Ne yaptığını anlamadan hızlı hareketlerle tam önümde yere çömeldi, kafası yere dönük bir şekilde elini uzattı ve kafasını kaldırarak konuşmaya başladı."Ben senin 20 yıllık hayatın boyunca seni koruyan insanım, ben senin koruyucunum, Ben denizlerin ve okyanusların tanrısı Poseidon'un oğlu Atlas."
Ağzım şaşkınlıkla açılırken elim istemsizce havada duran eline gitti ve elini tuttum yavaşça ayağa kalktı ve gözlerimin içine baktı. Elimi sıktığını hissedebiliyordum ve bu hiç hoş değildi, bir kaç saniye sonra ellerimizden omzumuza doğru mavi ışıklı parlayan bağları gördüm, o kadar parlaktı ki, Atlas'a baktım. Gözlerini kapatmıştı, o yaptı diye bende kapattım, etrafımda ferah bir rüzgar hissedince gözlerimi açtım. Herşey normale dönmüştü artık.
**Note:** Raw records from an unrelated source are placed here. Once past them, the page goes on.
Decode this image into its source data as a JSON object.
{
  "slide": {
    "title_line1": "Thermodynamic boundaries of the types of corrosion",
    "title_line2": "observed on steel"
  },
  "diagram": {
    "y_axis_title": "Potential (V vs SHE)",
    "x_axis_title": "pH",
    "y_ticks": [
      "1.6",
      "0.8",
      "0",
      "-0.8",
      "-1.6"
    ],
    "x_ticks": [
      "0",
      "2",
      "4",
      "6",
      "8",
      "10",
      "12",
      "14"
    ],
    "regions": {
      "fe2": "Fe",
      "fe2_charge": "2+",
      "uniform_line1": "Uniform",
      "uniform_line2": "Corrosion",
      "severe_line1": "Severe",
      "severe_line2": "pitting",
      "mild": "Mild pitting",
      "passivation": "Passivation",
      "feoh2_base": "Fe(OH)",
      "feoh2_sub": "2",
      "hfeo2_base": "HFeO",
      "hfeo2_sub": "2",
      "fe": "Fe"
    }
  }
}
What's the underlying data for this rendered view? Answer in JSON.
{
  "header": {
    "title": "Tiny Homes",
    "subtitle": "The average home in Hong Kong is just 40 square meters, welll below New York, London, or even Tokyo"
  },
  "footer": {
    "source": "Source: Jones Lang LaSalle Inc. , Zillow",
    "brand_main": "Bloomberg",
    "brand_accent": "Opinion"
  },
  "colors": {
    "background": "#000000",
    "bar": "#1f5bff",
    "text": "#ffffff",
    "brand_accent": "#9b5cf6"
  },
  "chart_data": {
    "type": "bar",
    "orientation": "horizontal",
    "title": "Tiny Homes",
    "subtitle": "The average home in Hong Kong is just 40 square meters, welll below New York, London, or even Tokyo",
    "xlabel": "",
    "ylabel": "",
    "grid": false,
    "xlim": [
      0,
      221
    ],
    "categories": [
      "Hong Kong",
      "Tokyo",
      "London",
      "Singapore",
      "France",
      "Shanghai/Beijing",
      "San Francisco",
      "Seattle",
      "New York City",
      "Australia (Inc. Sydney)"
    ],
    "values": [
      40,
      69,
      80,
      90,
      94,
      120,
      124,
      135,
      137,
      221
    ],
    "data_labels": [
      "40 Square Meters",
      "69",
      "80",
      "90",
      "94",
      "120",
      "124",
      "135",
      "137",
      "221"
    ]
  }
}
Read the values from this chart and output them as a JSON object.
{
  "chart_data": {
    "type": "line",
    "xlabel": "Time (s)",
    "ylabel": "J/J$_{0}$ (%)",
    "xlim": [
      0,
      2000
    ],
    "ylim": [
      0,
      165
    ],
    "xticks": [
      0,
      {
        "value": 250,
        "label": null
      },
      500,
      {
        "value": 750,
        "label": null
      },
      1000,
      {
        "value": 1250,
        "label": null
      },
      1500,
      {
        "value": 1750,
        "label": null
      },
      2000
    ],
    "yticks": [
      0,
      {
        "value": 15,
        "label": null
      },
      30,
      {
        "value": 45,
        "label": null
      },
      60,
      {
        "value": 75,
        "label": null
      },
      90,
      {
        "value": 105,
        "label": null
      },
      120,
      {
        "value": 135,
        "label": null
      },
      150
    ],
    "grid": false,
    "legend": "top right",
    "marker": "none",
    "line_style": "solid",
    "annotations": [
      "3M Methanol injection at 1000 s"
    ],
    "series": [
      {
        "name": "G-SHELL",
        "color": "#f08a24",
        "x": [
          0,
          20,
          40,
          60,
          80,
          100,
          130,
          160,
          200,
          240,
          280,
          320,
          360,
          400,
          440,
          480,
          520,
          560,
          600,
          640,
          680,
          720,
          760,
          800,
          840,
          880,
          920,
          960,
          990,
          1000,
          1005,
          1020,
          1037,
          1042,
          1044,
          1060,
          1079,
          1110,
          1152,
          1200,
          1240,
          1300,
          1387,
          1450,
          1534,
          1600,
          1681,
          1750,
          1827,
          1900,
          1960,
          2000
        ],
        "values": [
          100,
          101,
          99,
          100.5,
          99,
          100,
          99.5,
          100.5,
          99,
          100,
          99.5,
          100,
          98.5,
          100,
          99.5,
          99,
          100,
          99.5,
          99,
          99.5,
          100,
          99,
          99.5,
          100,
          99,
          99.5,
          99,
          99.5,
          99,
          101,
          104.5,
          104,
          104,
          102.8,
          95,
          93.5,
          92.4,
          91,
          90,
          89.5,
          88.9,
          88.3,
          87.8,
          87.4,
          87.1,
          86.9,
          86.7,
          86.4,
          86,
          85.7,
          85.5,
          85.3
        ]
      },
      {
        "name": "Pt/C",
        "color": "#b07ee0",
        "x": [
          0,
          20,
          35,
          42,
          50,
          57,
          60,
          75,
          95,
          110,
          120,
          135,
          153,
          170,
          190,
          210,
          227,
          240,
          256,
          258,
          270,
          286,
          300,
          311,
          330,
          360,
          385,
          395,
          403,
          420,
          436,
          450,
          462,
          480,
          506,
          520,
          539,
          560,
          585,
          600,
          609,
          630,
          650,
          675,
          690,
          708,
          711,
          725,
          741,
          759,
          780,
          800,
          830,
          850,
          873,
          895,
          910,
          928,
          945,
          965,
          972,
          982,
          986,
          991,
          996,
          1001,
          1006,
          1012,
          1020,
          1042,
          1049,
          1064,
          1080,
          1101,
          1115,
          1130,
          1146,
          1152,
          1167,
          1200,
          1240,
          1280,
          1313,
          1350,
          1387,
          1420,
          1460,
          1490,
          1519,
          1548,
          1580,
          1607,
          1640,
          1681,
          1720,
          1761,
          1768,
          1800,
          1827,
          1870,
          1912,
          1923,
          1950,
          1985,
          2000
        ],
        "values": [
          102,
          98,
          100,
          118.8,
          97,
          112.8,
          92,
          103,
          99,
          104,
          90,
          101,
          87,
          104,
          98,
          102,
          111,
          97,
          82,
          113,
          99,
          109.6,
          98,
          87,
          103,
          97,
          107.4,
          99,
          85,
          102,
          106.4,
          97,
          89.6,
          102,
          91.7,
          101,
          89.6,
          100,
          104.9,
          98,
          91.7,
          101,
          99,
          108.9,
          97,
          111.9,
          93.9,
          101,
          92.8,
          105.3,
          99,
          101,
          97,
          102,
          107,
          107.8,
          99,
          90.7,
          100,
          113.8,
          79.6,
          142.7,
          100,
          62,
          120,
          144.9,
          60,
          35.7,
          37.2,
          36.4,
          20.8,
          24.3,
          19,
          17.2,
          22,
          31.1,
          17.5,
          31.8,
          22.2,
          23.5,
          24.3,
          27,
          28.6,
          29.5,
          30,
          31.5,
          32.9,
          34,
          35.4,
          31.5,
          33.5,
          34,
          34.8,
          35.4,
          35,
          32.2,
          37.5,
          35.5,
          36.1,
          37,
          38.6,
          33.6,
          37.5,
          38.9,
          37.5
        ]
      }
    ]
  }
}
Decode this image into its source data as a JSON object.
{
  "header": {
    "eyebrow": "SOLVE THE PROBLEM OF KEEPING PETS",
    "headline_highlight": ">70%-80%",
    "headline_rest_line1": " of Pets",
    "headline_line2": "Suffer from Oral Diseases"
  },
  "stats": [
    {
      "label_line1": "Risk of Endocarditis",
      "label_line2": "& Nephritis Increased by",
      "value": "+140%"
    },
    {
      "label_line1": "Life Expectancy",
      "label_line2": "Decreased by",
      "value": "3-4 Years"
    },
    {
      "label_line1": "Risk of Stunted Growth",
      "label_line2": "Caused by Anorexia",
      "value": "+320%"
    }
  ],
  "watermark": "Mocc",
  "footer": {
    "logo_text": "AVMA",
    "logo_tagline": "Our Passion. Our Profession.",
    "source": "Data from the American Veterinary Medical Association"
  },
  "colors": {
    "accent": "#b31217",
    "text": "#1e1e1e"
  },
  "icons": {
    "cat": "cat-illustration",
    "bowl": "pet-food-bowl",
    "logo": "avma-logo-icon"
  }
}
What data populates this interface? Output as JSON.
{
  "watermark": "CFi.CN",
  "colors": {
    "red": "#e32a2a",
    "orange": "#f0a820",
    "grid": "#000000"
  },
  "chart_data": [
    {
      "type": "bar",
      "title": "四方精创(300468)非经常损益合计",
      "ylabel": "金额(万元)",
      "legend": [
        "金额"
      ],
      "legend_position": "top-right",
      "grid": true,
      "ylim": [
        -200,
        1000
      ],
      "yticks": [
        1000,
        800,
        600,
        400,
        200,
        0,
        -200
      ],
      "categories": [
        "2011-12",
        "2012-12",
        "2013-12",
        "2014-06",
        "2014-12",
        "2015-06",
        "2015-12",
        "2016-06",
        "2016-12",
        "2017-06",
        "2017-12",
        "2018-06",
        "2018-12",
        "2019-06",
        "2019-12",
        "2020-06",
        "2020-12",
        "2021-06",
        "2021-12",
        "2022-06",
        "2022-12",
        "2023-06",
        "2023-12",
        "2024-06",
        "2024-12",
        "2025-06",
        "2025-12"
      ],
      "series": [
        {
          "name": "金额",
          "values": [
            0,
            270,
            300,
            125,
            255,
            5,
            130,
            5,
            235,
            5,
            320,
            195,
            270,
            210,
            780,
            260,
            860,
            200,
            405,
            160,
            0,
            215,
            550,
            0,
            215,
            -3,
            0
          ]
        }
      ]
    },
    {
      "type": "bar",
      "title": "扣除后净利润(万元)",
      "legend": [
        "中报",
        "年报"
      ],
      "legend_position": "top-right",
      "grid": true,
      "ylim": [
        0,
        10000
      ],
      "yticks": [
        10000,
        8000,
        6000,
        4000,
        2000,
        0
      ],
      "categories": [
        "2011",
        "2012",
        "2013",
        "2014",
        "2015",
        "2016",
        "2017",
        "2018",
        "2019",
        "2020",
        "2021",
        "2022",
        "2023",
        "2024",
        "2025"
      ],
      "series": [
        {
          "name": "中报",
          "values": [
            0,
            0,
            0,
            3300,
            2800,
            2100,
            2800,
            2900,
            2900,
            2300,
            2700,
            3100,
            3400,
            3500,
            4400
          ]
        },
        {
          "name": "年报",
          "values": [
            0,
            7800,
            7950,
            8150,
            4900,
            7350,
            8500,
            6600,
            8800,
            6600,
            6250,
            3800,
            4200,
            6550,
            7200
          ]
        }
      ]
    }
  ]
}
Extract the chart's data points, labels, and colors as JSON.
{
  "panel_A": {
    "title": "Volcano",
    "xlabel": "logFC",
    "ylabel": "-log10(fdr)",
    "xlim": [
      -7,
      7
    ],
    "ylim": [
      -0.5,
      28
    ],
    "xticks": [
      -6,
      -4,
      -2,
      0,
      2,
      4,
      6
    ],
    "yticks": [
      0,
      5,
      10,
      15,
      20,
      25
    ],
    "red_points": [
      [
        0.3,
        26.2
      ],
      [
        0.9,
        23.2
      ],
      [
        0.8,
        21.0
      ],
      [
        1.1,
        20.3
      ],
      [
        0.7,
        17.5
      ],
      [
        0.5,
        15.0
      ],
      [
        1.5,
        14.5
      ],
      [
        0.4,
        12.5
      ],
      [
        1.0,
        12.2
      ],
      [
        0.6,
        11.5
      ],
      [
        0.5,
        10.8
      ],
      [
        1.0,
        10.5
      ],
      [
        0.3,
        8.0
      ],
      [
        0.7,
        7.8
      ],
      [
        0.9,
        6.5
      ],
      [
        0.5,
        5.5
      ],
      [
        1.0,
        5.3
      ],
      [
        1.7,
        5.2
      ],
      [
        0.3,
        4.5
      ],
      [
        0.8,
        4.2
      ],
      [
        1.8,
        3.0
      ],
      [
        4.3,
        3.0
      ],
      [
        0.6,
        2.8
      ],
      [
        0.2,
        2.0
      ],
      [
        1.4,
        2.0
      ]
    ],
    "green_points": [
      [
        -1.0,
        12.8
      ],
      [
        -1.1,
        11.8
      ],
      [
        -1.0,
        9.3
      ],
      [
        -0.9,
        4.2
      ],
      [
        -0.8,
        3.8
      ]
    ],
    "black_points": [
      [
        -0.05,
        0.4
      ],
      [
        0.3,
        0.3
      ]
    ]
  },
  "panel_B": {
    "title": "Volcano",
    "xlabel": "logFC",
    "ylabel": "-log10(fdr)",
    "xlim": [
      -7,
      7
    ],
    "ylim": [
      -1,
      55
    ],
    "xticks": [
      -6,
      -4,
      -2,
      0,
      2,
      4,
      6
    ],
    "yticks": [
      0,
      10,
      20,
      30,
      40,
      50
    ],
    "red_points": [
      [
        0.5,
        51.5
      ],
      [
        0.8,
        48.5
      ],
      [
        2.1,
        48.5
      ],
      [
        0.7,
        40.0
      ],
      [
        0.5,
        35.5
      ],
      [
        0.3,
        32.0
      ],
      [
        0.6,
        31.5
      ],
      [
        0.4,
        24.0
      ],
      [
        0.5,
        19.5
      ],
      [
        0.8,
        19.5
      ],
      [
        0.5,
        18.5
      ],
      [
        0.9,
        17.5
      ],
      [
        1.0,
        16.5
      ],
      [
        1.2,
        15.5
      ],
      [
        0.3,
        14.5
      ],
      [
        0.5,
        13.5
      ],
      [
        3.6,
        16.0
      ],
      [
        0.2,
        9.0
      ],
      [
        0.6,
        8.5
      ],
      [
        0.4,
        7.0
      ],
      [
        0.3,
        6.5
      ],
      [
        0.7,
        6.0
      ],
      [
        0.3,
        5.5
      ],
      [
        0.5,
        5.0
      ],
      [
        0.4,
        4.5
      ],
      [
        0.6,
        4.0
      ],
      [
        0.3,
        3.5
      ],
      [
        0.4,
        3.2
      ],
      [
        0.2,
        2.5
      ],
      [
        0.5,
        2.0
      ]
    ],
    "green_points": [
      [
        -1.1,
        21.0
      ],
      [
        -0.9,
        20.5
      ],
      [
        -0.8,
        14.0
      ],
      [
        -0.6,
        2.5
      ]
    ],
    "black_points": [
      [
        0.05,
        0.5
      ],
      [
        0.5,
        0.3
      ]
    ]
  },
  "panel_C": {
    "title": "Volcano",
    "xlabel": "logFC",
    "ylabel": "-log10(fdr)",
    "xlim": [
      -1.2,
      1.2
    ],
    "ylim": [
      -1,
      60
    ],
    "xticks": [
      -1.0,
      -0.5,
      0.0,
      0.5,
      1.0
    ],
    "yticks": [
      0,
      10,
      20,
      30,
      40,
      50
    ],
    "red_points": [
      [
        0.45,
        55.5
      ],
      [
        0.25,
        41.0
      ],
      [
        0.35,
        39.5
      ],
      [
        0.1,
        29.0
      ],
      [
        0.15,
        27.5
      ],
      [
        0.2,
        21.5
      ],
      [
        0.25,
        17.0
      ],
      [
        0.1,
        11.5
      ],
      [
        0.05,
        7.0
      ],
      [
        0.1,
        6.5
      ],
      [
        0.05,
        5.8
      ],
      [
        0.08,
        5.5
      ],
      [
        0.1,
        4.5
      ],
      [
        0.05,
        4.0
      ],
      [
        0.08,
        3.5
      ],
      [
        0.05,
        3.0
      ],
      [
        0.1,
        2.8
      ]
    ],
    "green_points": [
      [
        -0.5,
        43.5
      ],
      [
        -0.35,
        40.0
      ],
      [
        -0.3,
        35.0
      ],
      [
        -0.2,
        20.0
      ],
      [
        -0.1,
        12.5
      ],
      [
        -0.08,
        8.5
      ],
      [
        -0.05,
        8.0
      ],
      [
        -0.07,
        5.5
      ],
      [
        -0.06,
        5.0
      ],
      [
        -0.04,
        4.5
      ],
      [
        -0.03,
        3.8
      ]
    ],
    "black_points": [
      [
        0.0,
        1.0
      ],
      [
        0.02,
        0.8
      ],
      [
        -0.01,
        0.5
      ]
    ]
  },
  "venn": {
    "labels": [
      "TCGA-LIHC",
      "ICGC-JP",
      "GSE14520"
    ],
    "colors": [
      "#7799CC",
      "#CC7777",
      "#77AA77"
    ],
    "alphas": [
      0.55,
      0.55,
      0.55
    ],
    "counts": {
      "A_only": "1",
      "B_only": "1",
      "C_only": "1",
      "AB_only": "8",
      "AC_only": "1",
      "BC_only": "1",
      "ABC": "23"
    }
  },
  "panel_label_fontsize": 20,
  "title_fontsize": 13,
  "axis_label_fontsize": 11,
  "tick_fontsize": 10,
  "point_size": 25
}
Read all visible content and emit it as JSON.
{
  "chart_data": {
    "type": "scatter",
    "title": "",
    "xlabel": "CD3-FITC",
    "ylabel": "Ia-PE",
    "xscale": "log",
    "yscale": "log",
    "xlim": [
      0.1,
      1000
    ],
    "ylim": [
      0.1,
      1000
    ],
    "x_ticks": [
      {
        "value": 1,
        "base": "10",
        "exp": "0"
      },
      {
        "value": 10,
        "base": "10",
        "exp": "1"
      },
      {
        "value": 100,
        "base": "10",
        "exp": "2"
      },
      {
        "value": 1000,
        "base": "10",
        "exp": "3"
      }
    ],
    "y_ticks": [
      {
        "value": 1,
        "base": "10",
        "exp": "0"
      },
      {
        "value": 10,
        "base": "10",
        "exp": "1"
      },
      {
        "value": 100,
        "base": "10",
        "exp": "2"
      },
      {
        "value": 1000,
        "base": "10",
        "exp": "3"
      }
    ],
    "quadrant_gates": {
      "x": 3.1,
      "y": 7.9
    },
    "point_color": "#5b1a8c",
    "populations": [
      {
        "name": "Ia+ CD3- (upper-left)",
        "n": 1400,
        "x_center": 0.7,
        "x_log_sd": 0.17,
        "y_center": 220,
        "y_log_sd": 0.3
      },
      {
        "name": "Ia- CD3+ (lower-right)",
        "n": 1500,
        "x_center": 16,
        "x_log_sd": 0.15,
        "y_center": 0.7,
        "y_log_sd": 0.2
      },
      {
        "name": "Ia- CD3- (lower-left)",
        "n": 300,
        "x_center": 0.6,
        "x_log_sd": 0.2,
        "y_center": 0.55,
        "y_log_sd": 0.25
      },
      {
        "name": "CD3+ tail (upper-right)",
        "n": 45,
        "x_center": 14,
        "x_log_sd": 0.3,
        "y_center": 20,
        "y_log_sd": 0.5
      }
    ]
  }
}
Tam konuşmaya başlayacakken daha fazla bunu sürdüremeyip konuşmayı devraldım."Az önce yaptığın şey de neydi? Ayrıca ne saçmalığından bahsediyorsun? Ben 20 yıl boyunca birinin beni koruduğunu hissetmedim ayrıca annemle ilgili bir konu olduğunu sanıyord-" konuşmamın devamını getiremeden yanımıza aniden gelen Nilüfer bana dönüp
"Biraz sakin olursan Atlas sana her şeyi anlatacak" dedi.Ellerimi göğsümde birleştirerek devam etmesi için kafamla işaret ettim. Sınıf tahtasının önünde dururken en ön sıranın üstüne zıplayarak oturdu ve yine yüzünde hiçbir ifade olmadan konuşmaya başladı.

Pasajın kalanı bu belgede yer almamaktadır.